Nach Angaben der Kassenärztlichen Bundesvereinigung (KBV) liegt allein bei den Hausärzten und -ärztinnen der Anteil der über 60-Jährigen bei 35,7 %. Der hohe Anteil niedergelassener Ärzte und Ärztinnen im Renteneintrittsalter stellt eine gute Chance für eine Existenzgründung dar. Zahlreiche Praxen werden abgegeben – das Angebot ist groß. Anhand bereits vorhandener Patientenzahlen und Umsätze aus den letzten Quartalen und Jahren lässt sich bereits im Vorfeld das Potential einer Praxis einschätzen. Eine bedeutende Rolle kann hierbei auch das Praxispersonal spielen, welches oftmals aufgrund langjähriger Praxiszugehörigkeit die Patientinnen und Patienten kennt und mit den Praxisabläufen vertraut ist.
Wer eine Praxis übernimmt, übernimmt auch das Personal
Wer eine Praxis übernimmt, übernimmt nicht nur Inventar und Patientenstamm, sondern auch das angestellte ärztliche und nicht-ärztliche Personal. Aus rechtlicher Sicht stellt die Praxisübername einen sogenannten Betriebsübergang dar, für den § 613 a Abs. 1 BGB vorsieht, dass neue Inhaberinnen und Inhaber in die Rechte und Pflichten aus den im Zeitpunkt des Übergangs bestehenden Arbeitsverhältnissen eintreten.
Neue Vorgesetzte müssen das Personal also zu unveränderten Konditionen übernehmen. Eine Kündigung der Beschäftigten durch die alte oder neue Praxisleitung wegen der Praxisübernahme ist unwirksam, § 613 Abs. 4 BGB.

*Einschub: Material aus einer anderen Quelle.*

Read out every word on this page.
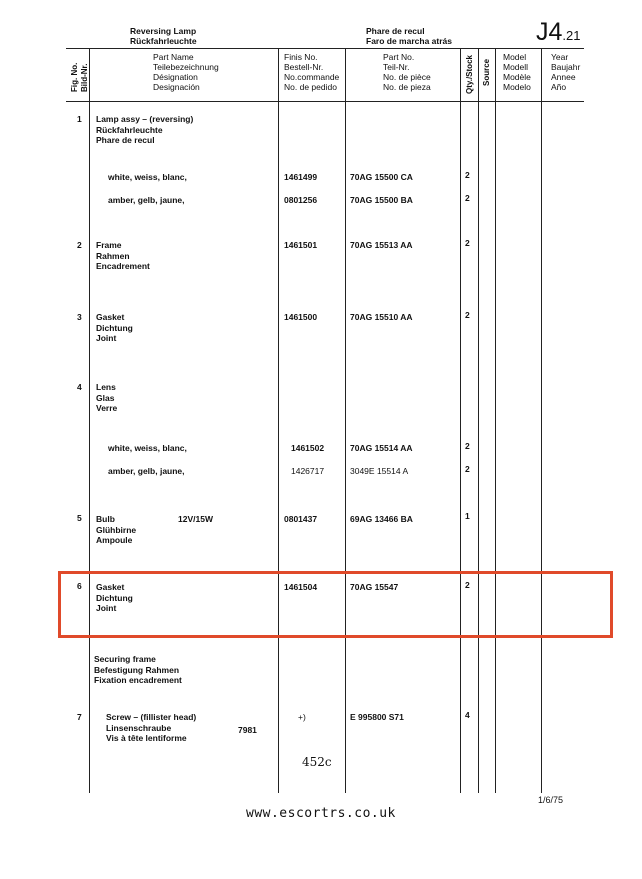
Reversing Lamp
Rückfahrleuchte
Phare de recul
Faro de marcha atrás	J4.21
Fig. No. Bild-Nr.
Part Name
Teilebezeichnung
Désignation
Designación
Finis No.
Bestell-Nr.
No.commande
No. de pedido
Part No.
Teil-Nr.
No. de pièce
No. de pieza	Qty./Stock Source
Model
Modell
Modèle
Modelo
Year
Baujahr
Annee
Año
1 Lamp assy – (reversing)
Rückfahrleuchte
Phare de recul
white, weiss, blanc,	1461499	70AG 15500 CA	2
amber, gelb, jaune,	0801256	70AG 15500 BA	2
2 Frame
Rahmen
Encadrement
1461501	70AG 15513 AA	2
3 Gasket
Dichtung
Joint
1461500	70AG 15510 AA	2
4 Lens
Glas
Verre
white, weiss, blanc,	1461502	70AG 15514 AA	2
amber, gelb, jaune,	1426717	3049E 15514 A	2
5 Bulb
Glühbirne
Ampoule
12V/15W	0801437	69AG 13466 BA	1
6 Gasket
Dichtung
Joint
1461504	70AG 15547	2
Securing frame
Befestigung Rahmen
Fixation encadrement
7	Screw – (fillister head)
Linsenschraube
Vis à tête lentiforme
7981
+)	E 995800 S71	4
452c
1/6/75
www.escortrs.co.uk
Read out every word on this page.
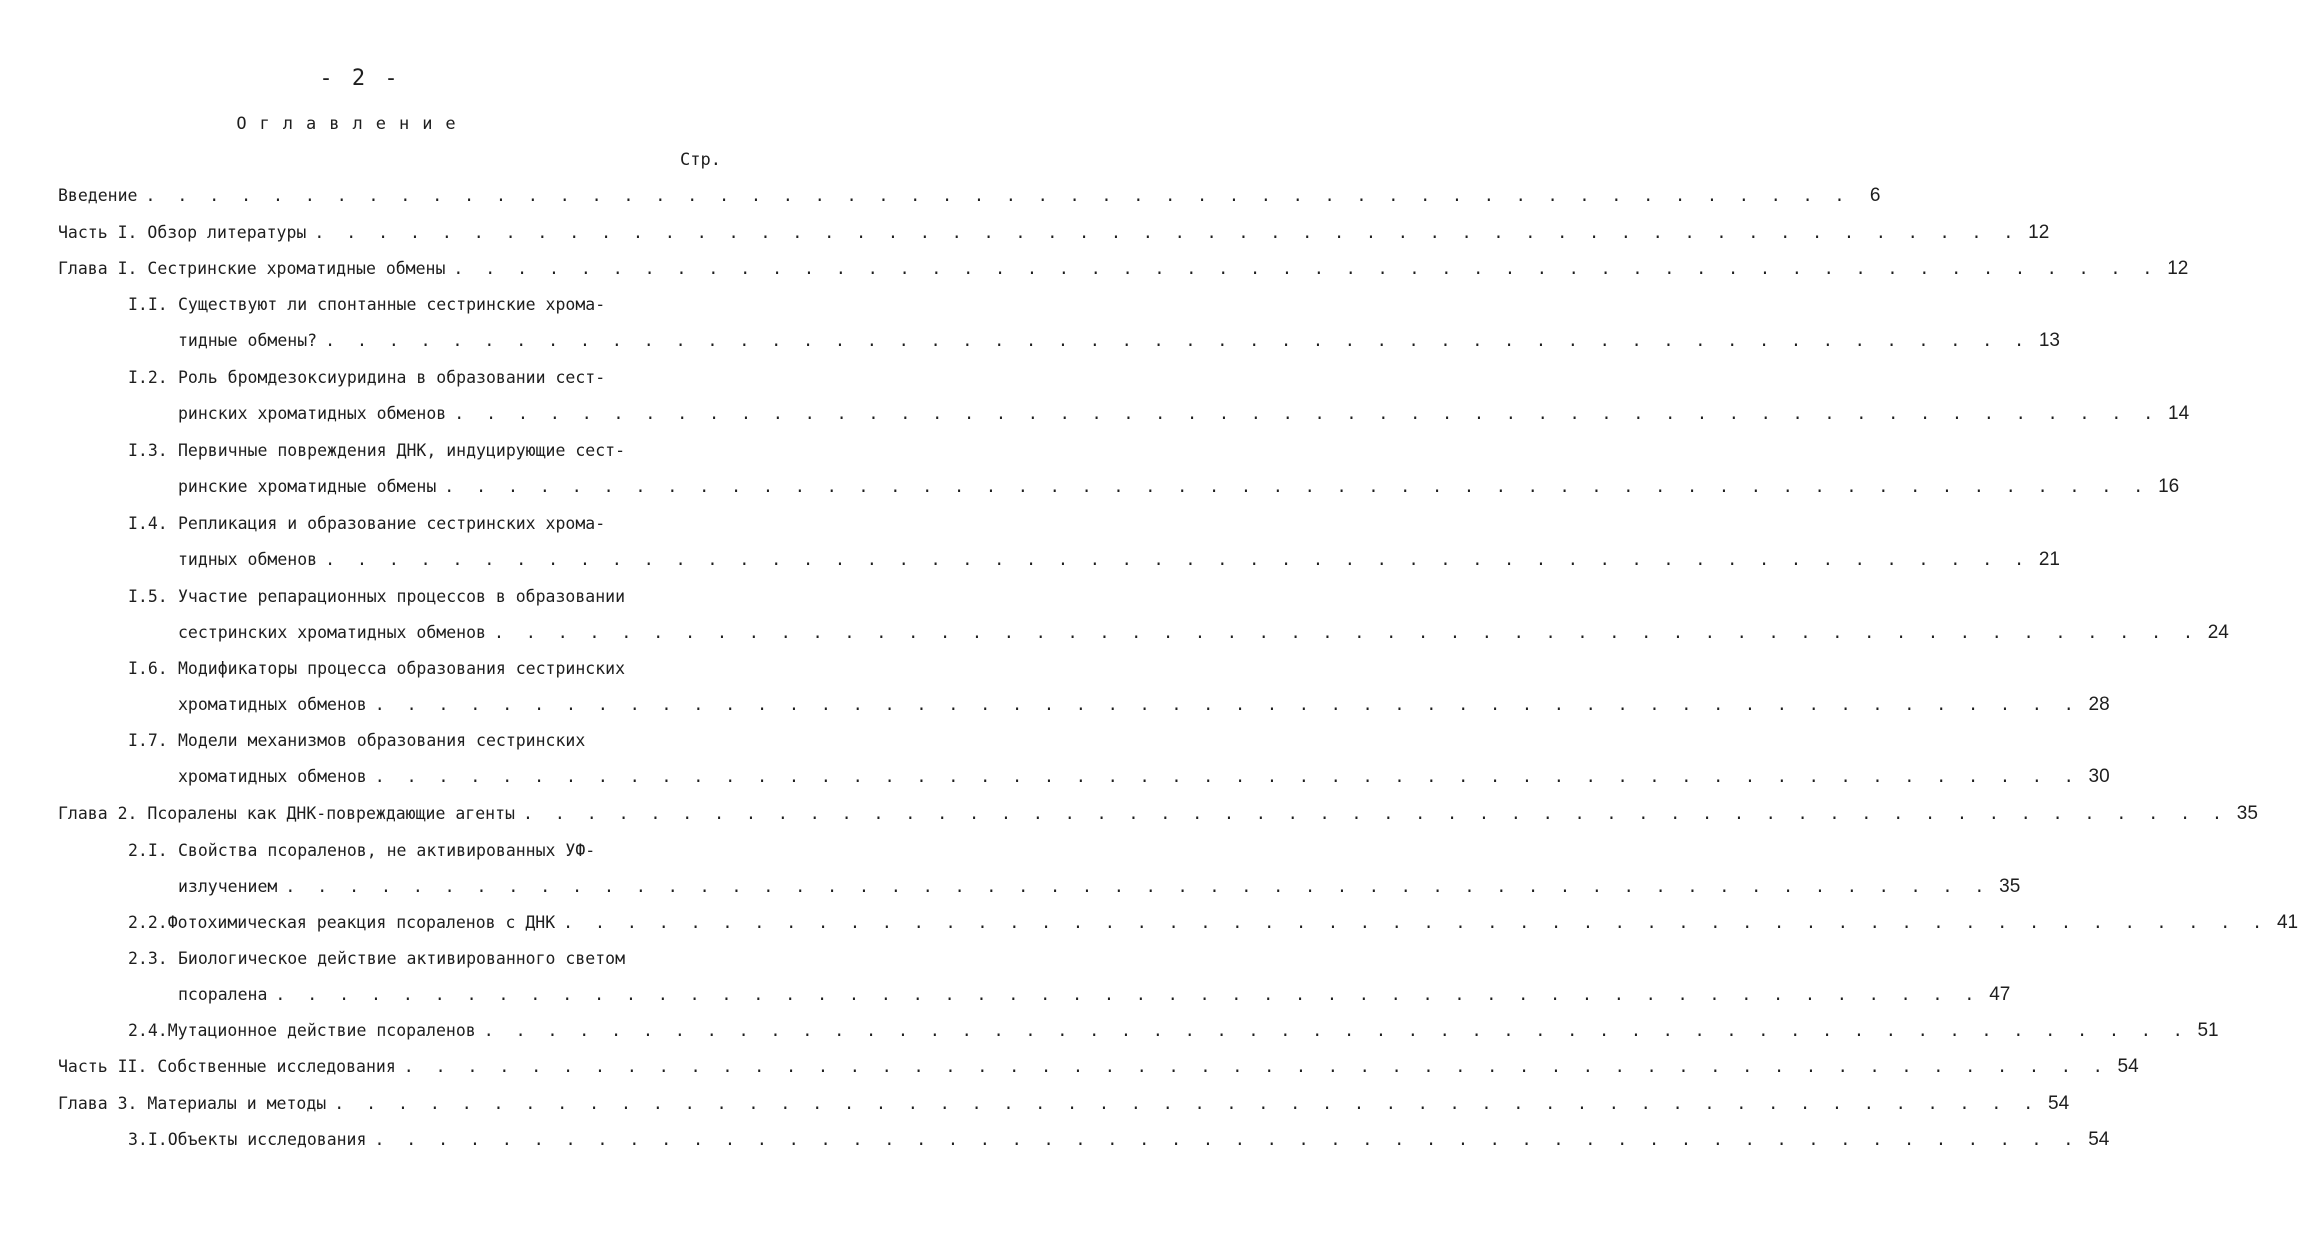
- 2 -
Оглавление
Стр.
Введение . . . . . . . . . . . . . . . . . . . . . . . . . . . . . . . . . . . . . . . . . . . . . . . . . . . . . .	6
Часть I. Обзор литературы . . . . . . . . . . . . . . . . . . . . . . . . . . . . . . . . . . . . . . . . . . . . . . . . . . . . . . 12
Глава I. Сестринские хроматидные обмены . . . . . . . . . . . . . . . . . . . . . . . . . . . . . . . . . . . . . . . . . . . . . . . . . . . . . . 12
I.I. Существуют ли спонтанные сестринские хрома-
тидные обмены? . . . . . . . . . . . . . . . . . . . . . . . . . . . . . . . . . . . . . . . . . . . . . . . . . . . . . . 13
I.2. Роль бромдезоксиуридина в образовании сест-
ринских хроматидных обменов . . . . . . . . . . . . . . . . . . . . . . . . . . . . . . . . . . . . . . . . . . . . . . . . . . . . . . 14
I.3. Первичные повреждения ДНК, индуцирующие сест-
ринские хроматидные обмены . . . . . . . . . . . . . . . . . . . . . . . . . . . . . . . . . . . . . . . . . . . . . . . . . . . . . . 16
I.4. Репликация и образование сестринских хрома-
тидных обменов . . . . . . . . . . . . . . . . . . . . . . . . . . . . . . . . . . . . . . . . . . . . . . . . . . . . . . 21
I.5. Участие репарационных процессов в образовании
сестринских хроматидных обменов . . . . . . . . . . . . . . . . . . . . . . . . . . . . . . . . . . . . . . . . . . . . . . . . . . . . . . 24
I.6. Модификаторы процесса образования сестринских
хроматидных обменов . . . . . . . . . . . . . . . . . . . . . . . . . . . . . . . . . . . . . . . . . . . . . . . . . . . . . . 28
I.7. Модели механизмов образования сестринских
хроматидных обменов . . . . . . . . . . . . . . . . . . . . . . . . . . . . . . . . . . . . . . . . . . . . . . . . . . . . . . 30
Глава 2. Псоралены как ДНК-повреждающие агенты . . . . . . . . . . . . . . . . . . . . . . . . . . . . . . . . . . . . . . . . . . . . . . . . . . . . . . 35
2.I. Свойства псораленов, не активированных УФ-
излучением . . . . . . . . . . . . . . . . . . . . . . . . . . . . . . . . . . . . . . . . . . . . . . . . . . . . . . 35
2.2. Фотохимическая реакция псораленов с ДНК . . . . . . . . . . . . . . . . . . . . . . . . . . . . . . . . . . . . . . . . . . . . . . . . . . . . . . 41
2.3. Биологическое действие активированного светом
псоралена . . . . . . . . . . . . . . . . . . . . . . . . . . . . . . . . . . . . . . . . . . . . . . . . . . . . . . 47
2.4. Мутационное действие псораленов . . . . . . . . . . . . . . . . . . . . . . . . . . . . . . . . . . . . . . . . . . . . . . . . . . . . . . 51
Часть II. Собственные исследования . . . . . . . . . . . . . . . . . . . . . . . . . . . . . . . . . . . . . . . . . . . . . . . . . . . . . . 54
Глава 3. Материалы и методы . . . . . . . . . . . . . . . . . . . . . . . . . . . . . . . . . . . . . . . . . . . . . . . . . . . . . . 54
3.I. Объекты исследования . . . . . . . . . . . . . . . . . . . . . . . . . . . . . . . . . . . . . . . . . . . . . . . . . . . . . . 54
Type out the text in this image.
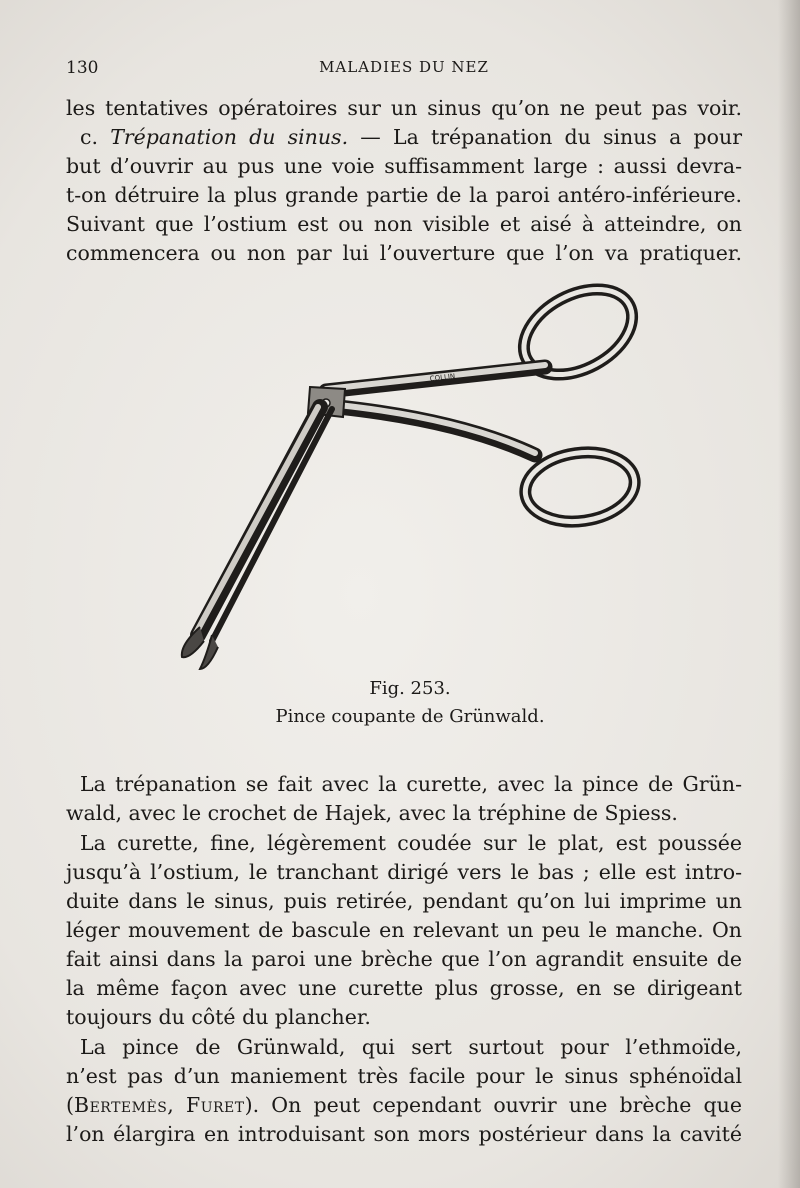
130	MALADIES DU NEZ
les tentatives opératoires sur un sinus qu’on ne peut pas voir.
c. Trépanation du sinus. — La trépanation du sinus a pour
but d’ouvrir au pus une voie suffisamment large : aussi devra-
t-on détruire la plus grande partie de la paroi antéro-inférieure.
Suivant que l’ostium est ou non visible et aisé à atteindre, on
commencera ou non par lui l’ouverture que l’on va pratiquer.
COLLIN
Fig. 253.
Pince coupante de Grünwald.
La trépanation se fait avec la curette, avec la pince de Grün-
wald, avec le crochet de Hajek, avec la tréphine de Spiess.
La curette, fine, légèrement coudée sur le plat, est poussée
jusqu’à l’ostium, le tranchant dirigé vers le bas ; elle est intro-
duite dans le sinus, puis retirée, pendant qu’on lui imprime un
léger mouvement de bascule en relevant un peu le manche. On
fait ainsi dans la paroi une brèche que l’on agrandit ensuite de
la même façon avec une curette plus grosse, en se dirigeant
toujours du côté du plancher.
La pince de Grünwald, qui sert surtout pour l’ethmoïde,
n’est pas d’un maniement très facile pour le sinus sphénoïdal
(Bertemès, Furet). On peut cependant ouvrir une brèche que
l’on élargira en introduisant son mors postérieur dans la cavité
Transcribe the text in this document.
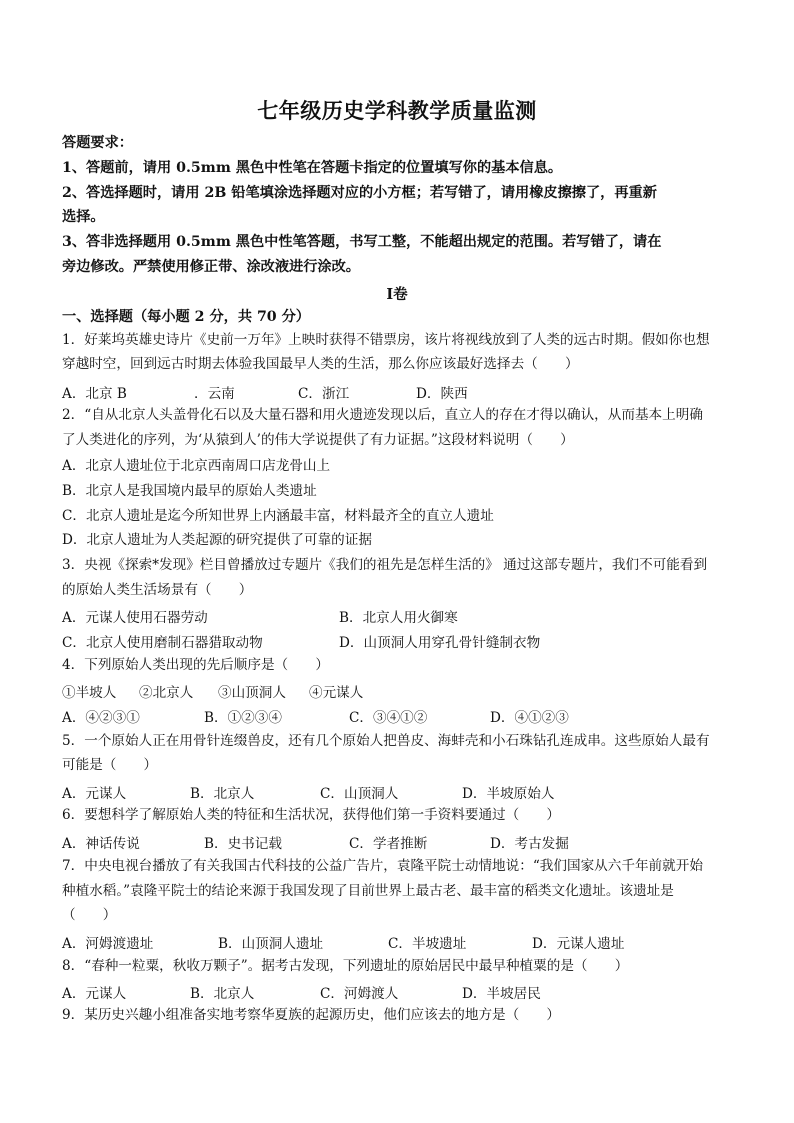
七年级历史学科教学质量监测
答题要求：
1、答题前，请用 0.5mm 黑色中性笔在答题卡指定的位置填写你的基本信息。
2、答选择题时，请用 2B 铅笔填涂选择题对应的小方框；若写错了，请用橡皮擦擦了，再重新
选择。
3、答非选择题用 0.5mm 黑色中性笔答题，书写工整，不能超出规定的范围。若写错了，请在
旁边修改。严禁使用修正带、涂改液进行涂改。
Ⅰ卷
一、选择题（每小题 2 分，共 70 分）
1．好莱坞英雄史诗片《史前一万年》上映时获得不错票房，该片将视线放到了人类的远古时期。假如你也想
穿越时空，回到远古时期去体验我国最早人类的生活，那么你应该最好选择去（　　）
A．北京 B	．云南	C．浙江	D．陕西
2．“自从北京人头盖骨化石以及大量石器和用火遗迹发现以后，直立人的存在才得以确认，从而基本上明确
了人类进化的序列，为‘从猿到人’的伟大学说提供了有力证据。”这段材料说明（　　）
A．北京人遗址位于北京西南周口店龙骨山上
B．北京人是我国境内最早的原始人类遗址
C．北京人遗址是迄今所知世界上内涵最丰富，材料最齐全的直立人遗址
D．北京人遗址为人类起源的研究提供了可靠的证据
3．央视《探索*发现》栏目曾播放过专题片《我们的祖先是怎样生活的》 通过这部专题片，我们不可能看到
的原始人类生活场景有（　　）
A．元谋人使用石器劳动	B．北京人用火御寒
C．北京人使用磨制石器猎取动物	D．山顶洞人用穿孔骨针缝制衣物
4．下列原始人类出现的先后顺序是（　　）
①半坡人 ②北京人 ③山顶洞人 ④元谋人
A．④②③①	B．①②③④	C．③④①②	D．④①②③
5．一个原始人正在用骨针连缀兽皮，还有几个原始人把兽皮、海蚌壳和小石珠钻孔连成串。这些原始人最有
可能是（　　）
A．元谋人	B．北京人	C．山顶洞人	D．半坡原始人
6．要想科学了解原始人类的特征和生活状况，获得他们第一手资料要通过（　　）
A．神话传说	B．史书记载	C．学者推断	D．考古发掘
7．中央电视台播放了有关我国古代科技的公益广告片，袁隆平院士动情地说：“我们国家从六千年前就开始
种植水稻。”袁隆平院士的结论来源于我国发现了目前世界上最古老、最丰富的稻类文化遗址。该遗址是
（　　）
A．河姆渡遗址	B．山顶洞人遗址	C．半坡遗址	D．元谋人遗址
8．“春种一粒粟，秋收万颗子”。据考古发现，下列遗址的原始居民中最早种植粟的是（　　）
A．元谋人	B．北京人	C．河姆渡人	D．半坡居民
9．某历史兴趣小组准备实地考察华夏族的起源历史，他们应该去的地方是（　　）
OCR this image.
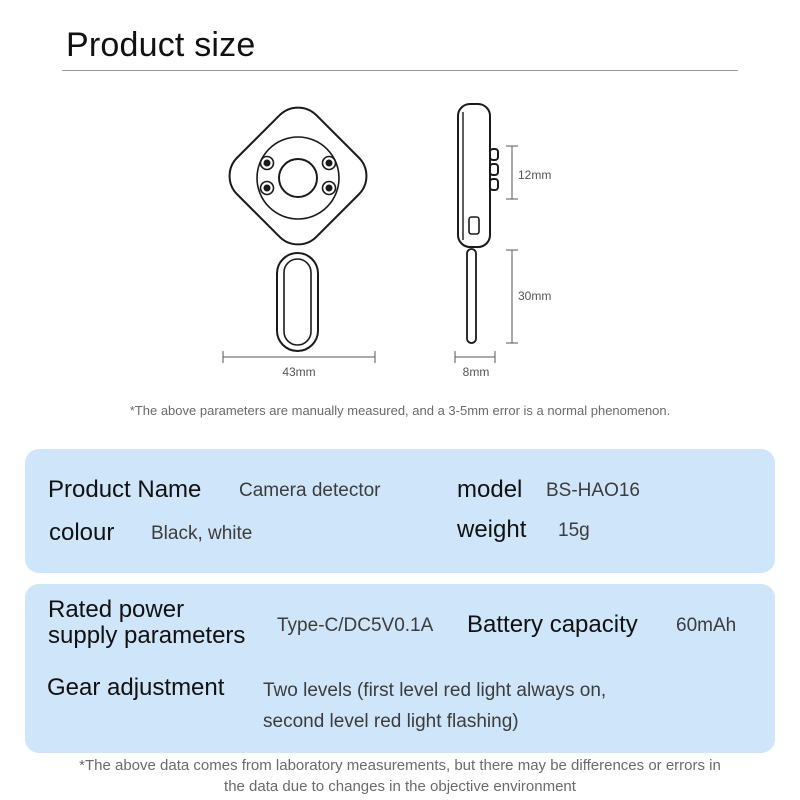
Product size
43mm	8mm
12mm
30mm
*The above parameters are manually measured, and a 3-5mm error is a normal phenomenon.
Product Name Camera detector	model BS-HAO16
colour Black, white	weight 15g
Rated power
supply parameters Type-C/DC5V0.1A Battery capacity 60mAh
Gear adjustment Two levels (first level red light always on,
second level red light flashing)
*The above data comes from laboratory measurements, but there may be differences or errors in
the data due to changes in the objective environment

Wer beabsichtigt eine Praxis zu übernehmen, sollte sich daher im Vorfeld der Vertragsverhandlungen alle Arbeitsverträge aushändigen lassen, um die Inhalte und ihre Reichweite für den Fall der Praxisübernahme zu kennen und einschätzen zu können. Denn entscheidet man sich für die Praxisübernahme, entscheidet man sich auch für das Praxispersonal.
Praxisübergabe: Team schriftlich informieren
Ist die Praxisübernahme beschlossene Sache, müssen die Angestellten noch vor der tatsächlichen Übergabe der Praxis entweder durch den bisherigen oder durch den neuen Praxisinhaber von dem Wechsel schriftlich unterrichtet werden. Am besten informieren sogar beide gemeinsam über den Schritt. Bisherige Inhaberinnen und Inhaber können dadurch zeigen, dass diese sich um die Beschäftigten und den Erhalt ihrer Arbeitsplätze kümmern. Neue Praxisinhaberinnen und -inhaber können sich auf diese Weise den zukünftigen Angestellten vorstellen und bereits Anerkennung und Interesse an der Praxisfortführung im vorhandenen Team bekunden.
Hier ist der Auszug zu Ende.